It would be convenient to deal with this appeal in two parts-one in regard to items 1 to 5 and the other in regard to items 6 to 10.
(3.)THE decision in regard to items 1 to 5 turns purely on the question of onus. THE Collector of central Excise as well as the central Board of Revenue held that the onus of proving the import of the goods lay on the appellant. THEre is no evidence adduced by the customs authorities to establish the offence of the appellant, namely, that the goods were smuggled into India after the raising of the customs barrier against Pakistan in March 1948. So too, on the part of the appellant, except his statement made at the time of seizure of the goods and also at the time of the inquiry that he brought them with him into India in 1947, no other acceptable evidence has been adduced. In the circumstances, the question of onus of proof becomes very important and the decision turns upon the question on whom the burden of proof lies..

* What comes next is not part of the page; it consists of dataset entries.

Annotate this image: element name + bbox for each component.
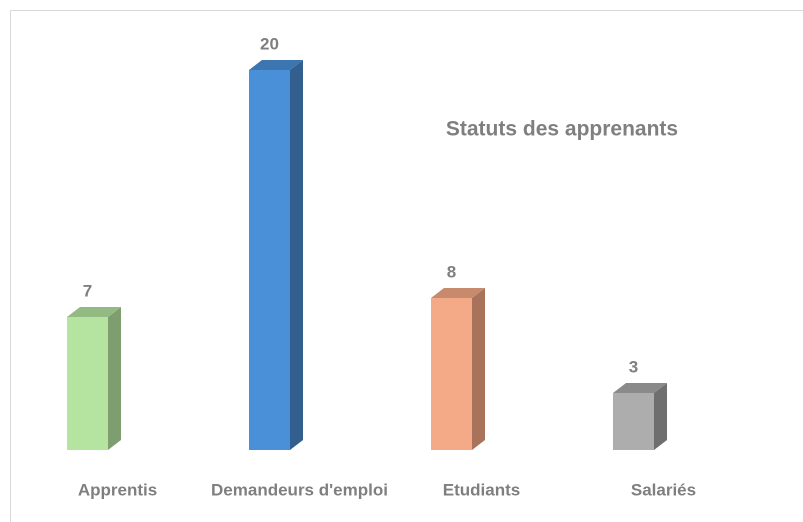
bar-top (613, 383, 667, 393)
chart-frame (10, 10, 803, 522)
x-tick-label: Salariés (631, 480, 696, 499)
bar-side (108, 307, 121, 450)
data-label: 20 (260, 34, 279, 53)
bar-side (472, 288, 485, 450)
bar (67, 317, 108, 450)
bar (431, 298, 472, 450)
x-tick-label: Etudiants (443, 480, 520, 499)
bar (613, 393, 654, 450)
bar-top (67, 307, 121, 317)
data-label: 7 (83, 281, 92, 300)
bar (249, 70, 290, 450)
data-label: 8 (447, 262, 456, 281)
bar-side (290, 60, 303, 450)
x-tick-label: Apprentis (78, 480, 157, 499)
bar-side (654, 383, 667, 450)
x-tick-label: Demandeurs d'emploi (211, 480, 388, 499)
bar-top (431, 288, 485, 298)
chart-title: Statuts des apprenants (446, 118, 678, 141)
bar-top (249, 60, 303, 70)
data-label: 3 (629, 357, 638, 376)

This court has held that a customs officer is not a judicial tribunal and that a proceeding before him is not a prosecution. But it cannot be denied that this relevant provisions of the Sea Customs Act and the Land Customs Act are penal in character. The appropriate customs authority is empowered to make an inquiry in respect of an offence alleged to have been committed by a person under the said Acts, summon and examine witnesses, decide whether an offence is committed, make an order of confiscation of the goods in respect of which the offence is committed and impose penalty on the person concerned ; see ss. 168 and 171A of the Sea Customs Act and ss. 5 and 7 of the Land Customs Act. To such a situation, though the provisions of the Code of Criminal Procedure or the Evidence Act may not apply except in so far as they are statutorily made applicable, the fundamental principles of criminal jurisprudence and of natural justice must necessarily apply. If so, the burden of proof is on the customs authorities and they have to bring home the guilt to the person alleged to have committed a particular offence under the said Acts by adducing satisfactory evidence. In the present case no such evidence is forthcoming; indeed there is no tittle of evidence to prove the case of the customs authorities. But it is said that the onus shifted to the appellant for three reasons, namely, (i) by reason of the provisions of s. 178A of the Sea Customs Act; (ii) by reason of s. 5 of the Land Customs Act; and (iii) by reason of s. 106 of the Evidence Act.